The Turing T4 is the latest offering from NVIDIA, accelerating machine learning (ML) training and inferencing, video transcoding, and other compute-intensive workloads. With such a diverse array of optimized directives, you can now perform diverse accelerated compute workloads on a single instance family.
NVIDIA has also taken the lead in providing a robust and performant software layer in the form of SDKs and container solutions through the NVIDIA GPU Cloud (NGC) container registry. These accelerated components, combined with AWS elasticity and scale, provide a powerful combination for performant pipelines on AWS.
NVIDIA DeepStream SDK
This post focuses on one such NVIDIA SDK: DeepStream.
The DeepStream SDK is built to provide an end-to-end video processing and ML inferencing analytics solution. It uses the Video Codec API and TensorRT as key components.
DeepStream also supports an edge-cloud strategy to stream perception on the edge and other sensor metadata into AWS for further processing. An example includes wide-area consumption of multiple camera streams and metadata through the Amazon Kinesis platform.
Another classic workload that can take advantage of DeepStream is compiling the model artifacts resulting from distributed training in AWS with Amazon SageMaker Neo. Use this model on the edge or on an Amazon S3 video data lake.
If you are interested in exploring these solutions, contact your AWS account team.
Set up programmatic access to AWS to instantiate a g4dn.2xlarge instance type with Ubuntu 18.04 in a subnet that routes SSH access. If you are interested in the full stack details, the following are required to set up the instance to execute DeepStream SDK workflows.
- An Ubuntu 18.04 Instance with:
- NVIDIA Turing T4 Driver (418.67 or latest)
- CUDA 10.1
When the instance is up, connect with SSH and pull the latest DeepStream SDK Docker image from the NGC container registry.
If your instance is running a full X environment, you can pass the authentication and display to the container to view the results in real time. However, for the purposes of this post, just execute the workload on the shell.
Go to the
The following configuration files are included in the package:
- source30_1080p_resnet_dec_infer_tiled_display_int8.txt: This configuration file demonstrates 30 stream decodes with primary inferencing.

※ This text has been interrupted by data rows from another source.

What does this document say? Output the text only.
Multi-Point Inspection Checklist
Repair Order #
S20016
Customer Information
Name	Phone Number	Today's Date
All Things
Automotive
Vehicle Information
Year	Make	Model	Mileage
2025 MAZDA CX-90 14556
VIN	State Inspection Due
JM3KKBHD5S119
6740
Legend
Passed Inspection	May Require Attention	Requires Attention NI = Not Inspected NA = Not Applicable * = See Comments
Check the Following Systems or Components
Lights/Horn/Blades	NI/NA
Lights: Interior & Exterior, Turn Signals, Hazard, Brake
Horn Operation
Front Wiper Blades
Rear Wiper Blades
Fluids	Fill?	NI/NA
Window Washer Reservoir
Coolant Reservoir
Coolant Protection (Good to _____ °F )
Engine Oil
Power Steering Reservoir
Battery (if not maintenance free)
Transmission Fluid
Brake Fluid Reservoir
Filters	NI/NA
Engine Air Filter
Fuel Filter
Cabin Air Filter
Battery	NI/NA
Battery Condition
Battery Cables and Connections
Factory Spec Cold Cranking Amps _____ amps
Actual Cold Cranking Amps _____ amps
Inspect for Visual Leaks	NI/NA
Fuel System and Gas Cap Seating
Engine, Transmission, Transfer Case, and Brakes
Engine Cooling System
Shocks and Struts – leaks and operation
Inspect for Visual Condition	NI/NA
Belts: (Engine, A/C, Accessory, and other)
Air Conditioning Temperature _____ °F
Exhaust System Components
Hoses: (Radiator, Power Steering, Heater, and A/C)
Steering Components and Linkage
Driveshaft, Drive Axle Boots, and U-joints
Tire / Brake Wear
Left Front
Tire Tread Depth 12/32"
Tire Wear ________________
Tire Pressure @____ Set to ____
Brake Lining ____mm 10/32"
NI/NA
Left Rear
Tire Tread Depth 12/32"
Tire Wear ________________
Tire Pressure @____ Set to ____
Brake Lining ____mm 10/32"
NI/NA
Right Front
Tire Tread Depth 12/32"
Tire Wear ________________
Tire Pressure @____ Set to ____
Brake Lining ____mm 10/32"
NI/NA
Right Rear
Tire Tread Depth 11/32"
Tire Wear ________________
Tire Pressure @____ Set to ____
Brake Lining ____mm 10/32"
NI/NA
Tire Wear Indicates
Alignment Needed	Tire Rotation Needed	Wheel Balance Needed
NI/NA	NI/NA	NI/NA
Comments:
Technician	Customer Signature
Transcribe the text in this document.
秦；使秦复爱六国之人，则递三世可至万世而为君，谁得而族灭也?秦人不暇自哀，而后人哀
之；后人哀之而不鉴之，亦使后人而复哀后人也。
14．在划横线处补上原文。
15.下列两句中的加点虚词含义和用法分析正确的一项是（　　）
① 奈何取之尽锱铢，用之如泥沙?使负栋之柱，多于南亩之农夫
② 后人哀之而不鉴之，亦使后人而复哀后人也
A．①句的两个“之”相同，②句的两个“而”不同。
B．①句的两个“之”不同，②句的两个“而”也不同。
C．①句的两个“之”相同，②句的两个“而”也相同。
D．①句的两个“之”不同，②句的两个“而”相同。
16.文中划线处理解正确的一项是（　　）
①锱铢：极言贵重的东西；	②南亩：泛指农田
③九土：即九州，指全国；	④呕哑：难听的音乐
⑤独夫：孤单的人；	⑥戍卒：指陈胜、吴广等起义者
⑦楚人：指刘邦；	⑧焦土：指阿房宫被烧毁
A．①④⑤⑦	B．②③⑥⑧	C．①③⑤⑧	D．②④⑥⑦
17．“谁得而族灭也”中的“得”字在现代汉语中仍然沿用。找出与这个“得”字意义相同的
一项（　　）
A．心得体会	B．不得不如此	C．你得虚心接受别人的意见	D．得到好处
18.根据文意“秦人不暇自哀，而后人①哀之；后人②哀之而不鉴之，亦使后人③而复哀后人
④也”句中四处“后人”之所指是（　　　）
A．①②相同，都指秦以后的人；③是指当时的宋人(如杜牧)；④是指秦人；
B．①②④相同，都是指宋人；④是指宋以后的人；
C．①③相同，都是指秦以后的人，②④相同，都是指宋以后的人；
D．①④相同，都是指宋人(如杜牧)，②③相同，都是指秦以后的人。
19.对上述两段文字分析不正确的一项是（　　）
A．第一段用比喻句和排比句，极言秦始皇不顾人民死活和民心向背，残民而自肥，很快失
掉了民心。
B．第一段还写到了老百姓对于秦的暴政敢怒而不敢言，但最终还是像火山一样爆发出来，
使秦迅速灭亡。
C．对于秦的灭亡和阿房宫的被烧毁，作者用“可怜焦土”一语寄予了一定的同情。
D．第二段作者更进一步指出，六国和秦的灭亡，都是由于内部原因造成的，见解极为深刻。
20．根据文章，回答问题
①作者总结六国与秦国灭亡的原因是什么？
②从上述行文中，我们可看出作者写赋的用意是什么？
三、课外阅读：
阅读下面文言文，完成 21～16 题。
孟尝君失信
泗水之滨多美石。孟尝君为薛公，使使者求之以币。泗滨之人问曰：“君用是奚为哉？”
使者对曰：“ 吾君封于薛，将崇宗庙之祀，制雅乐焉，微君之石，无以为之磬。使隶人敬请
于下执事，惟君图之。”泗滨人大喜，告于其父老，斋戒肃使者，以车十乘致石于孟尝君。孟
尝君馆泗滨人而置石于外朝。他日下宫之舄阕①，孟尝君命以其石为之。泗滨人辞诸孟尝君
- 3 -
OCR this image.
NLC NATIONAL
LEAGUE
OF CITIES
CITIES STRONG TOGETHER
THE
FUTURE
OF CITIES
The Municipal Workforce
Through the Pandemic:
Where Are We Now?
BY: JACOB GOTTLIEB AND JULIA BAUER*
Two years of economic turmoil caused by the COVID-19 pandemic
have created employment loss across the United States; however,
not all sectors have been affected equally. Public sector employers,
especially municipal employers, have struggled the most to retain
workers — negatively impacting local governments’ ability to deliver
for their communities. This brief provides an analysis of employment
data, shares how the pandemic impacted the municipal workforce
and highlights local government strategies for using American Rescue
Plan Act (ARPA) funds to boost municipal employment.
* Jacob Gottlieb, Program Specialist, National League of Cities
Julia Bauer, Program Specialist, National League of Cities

- source4_1080p_resnet_dec_infer_tiled_display_int8.txt: This configuration file demonstrates four stream decodes with primary inferencing, object tracking, and three different secondary classifiers.
- source4_1080p_resnet_dec_infer_tracker_sgie_tiled_display_int8_gpu1.txt: This configuration file demonstrates four stream decodes with primary inferencing, object tracking, and three different secondary classifiers on GPU 1.
- config_infer_primary.txt: This configuration file configures an nvinfer element as the primary detector.
- config_infer_secondary_carcolor.txt, config_infer_secondary_carmake.txt, config_infer_secondary_vehicletypes.txt: These configuration files configure an nvinfer element as the secondary classifier.
- iou_config.txt: This configuration file configures a low-level Intersection over Union (IOU) tracker.
- source1_usb_dec_infer_resnet_int8.txt: This configuration file demonstrates one USB camera as input.
The following sample models are provided with the SDK.
|Model||Model type||Number of classes||Resolution|
|Primary Detector||Resnet10||4||640 x 368|
|Secondary Car Color Classifier||Resnet18||12||224 x 224|
|Secondary Car Make Classifier||Resnet18||6||224 x 224|
|Secondary Vehicle Type Classifier||Resnet18||20||224 x 224|
Edit the configuration file
source30_1080p_dec_infer-resnet_tiled_display_int8.txt to disable
[sink0] and enable
[sink1] for file output. Save the file, then run the DeepStream sample code.
You get performance data on the inferencing workflow.
The output video file,
out.mp4, is under the current folder and can be played after download.
Extending the architecture further, you can make use of AWS Batch to execute an event-driven pipeline.
Here, the input file from S3 triggers an Amazon CloudWatch event, standing up a G4 instance with a DeepStream Docker image, sourced in Amazon ECR, to process the pipeline. The video and ML analytics results can be pushed back to S3 for further processing.
With this basic architecture in place, you can execute a video analytics and ML inferencing pipeline. Future work can also include integration with Kinesis and cataloging DeepStream results. Let us know how it goes working with DeepStream and the NVIDIA container stack on AWS.